La neve in fondo al mare: un romanzo sul bisogno di cura dei nostri figli
“E ogni volta penso a quanto sia difficile il lavoro di genitore quando gli tocca tenere la parte del cattivo, anche se non vuole, come il “villain” di un film che ha la funzione di far scoprire all’eroe i suoi poteri nascosti, come il vento che mette alla prova la resistenza e la profondità delle radici, come uno che cerca di fare il meglio che può, con i limiti che ha, pregando ogni giorno di riuscire a essere abbastanza, sapendo che probabilmente non lo sarà mai, perché è impossibile essere all’altezza del miracolo che siete, e perché certi giorni, in questo periodo, vorremmo solo gridare insieme a voi”. (tratto da La neve in fondo al mare di M.Bussola, Einaudi ed., 66-67)
Il nuovo libro di Matteo Bussola , ambientato in un reparto di neuropsichiatria, narra la fragilità dei nostri figli. E di riflesso, quella di noi genitori. Ci porta nelle vite, nel cuore e nella mente di famiglie che attraversano un tempo di dolore e sofferenza. Ci mostra la fatica di crescere, ma anche la fatica di credere che esista un orizzonte verso cui tendere, la cui linea sembra invisibile e irraggiungibile a molti ragazzi e ragazze del terzo millennio. In questa storia, ci sono madri e padri che sostano, che sperano, che imprecano. Che vedono i loro figli – che dovrebbero essere germoglianti come i fiori in primavera – piegarsi su se stessi bisognosi di luce e nutrimento che non riescono a trovare né dentro né fuori di sé.

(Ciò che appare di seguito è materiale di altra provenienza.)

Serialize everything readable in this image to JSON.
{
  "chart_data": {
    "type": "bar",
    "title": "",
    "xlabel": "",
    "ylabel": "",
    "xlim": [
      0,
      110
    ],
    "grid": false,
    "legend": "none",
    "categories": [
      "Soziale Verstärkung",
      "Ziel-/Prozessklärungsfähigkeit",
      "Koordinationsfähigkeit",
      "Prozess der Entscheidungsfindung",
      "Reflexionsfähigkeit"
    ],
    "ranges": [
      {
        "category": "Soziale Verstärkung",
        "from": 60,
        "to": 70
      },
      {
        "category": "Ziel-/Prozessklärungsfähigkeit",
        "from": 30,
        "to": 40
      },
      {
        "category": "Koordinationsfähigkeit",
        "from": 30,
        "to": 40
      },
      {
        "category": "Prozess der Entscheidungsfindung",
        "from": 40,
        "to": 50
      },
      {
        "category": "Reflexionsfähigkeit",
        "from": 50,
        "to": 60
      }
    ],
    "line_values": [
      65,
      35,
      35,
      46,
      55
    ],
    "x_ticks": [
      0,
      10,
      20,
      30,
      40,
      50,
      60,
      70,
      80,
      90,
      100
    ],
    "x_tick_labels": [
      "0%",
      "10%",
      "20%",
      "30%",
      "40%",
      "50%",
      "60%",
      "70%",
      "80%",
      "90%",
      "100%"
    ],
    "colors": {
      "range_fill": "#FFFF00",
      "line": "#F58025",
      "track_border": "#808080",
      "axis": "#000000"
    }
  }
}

E’ il papà di Tommaso, giovane adolescente affetto da un disturbo del comportamento alimentare ed entrato in ospedale per non morirne, il protagonista del romanzo. E’ un padre che scandaglia la vita propria e quella degli altri genitori, che – in quel reparto ospedaliero – con lui condividono il tempo lungo di giornate lente e vuote solo all’apparenza. Madri e padri che condividono un filo comune che dia senso a qualcosa che un senso non ce l’ha, per dirla alla Vasco Rossi. Noi lettori si sta a fianco di questo papà, si osserva insieme a lui cosa accade nelle stanze in cui sono accolti gli altri giovani pazienti, si beve il caffè insieme agli altri genitori, si soffre e si spera con tutti loro.
Questo libro ci porta dentro un vuoto che oggi abita le vite di molte famiglie, un vuoto che si è generato senza sapere né come né quando. Il papà di Tommaso alterna il qui ed ora della sua genitorialità, con ricordi di quel percorso di paternità che lo ha visto cullare un neonato, accompagnare un figlio a scuola, fare il tifo per lui, fino ad un momento in cui qualcosa si è rotto, senza quasi che nessuno se ne accorgesse. Questo è un romanzo dove tutti hanno frantumi da raccogliere e rimettere insieme, in un lavoro di “Kintsukuroi” dell’esistenza, ovvero di quell’arte giapponese che restaurando vasi attraversati da crepe e fratture, li rende vivi e nuovi a se stessi, ritrovando la bellezza là dove prima c’era solo frantumazione. Matteo Bussola maneggia bene le vicende e lo stile narrativo con cui ce le narra, trasformandoci da lettori ad attori, da spettatori a compagni di viaggio dei suoi personaggi. Un viaggio dove si viene attraversati da una nostalgia dolorosa che conduce alla scoperta di una speranza che all’improvviso si scioglie in lacrime e sguardi che guardano avanti e non più indietro.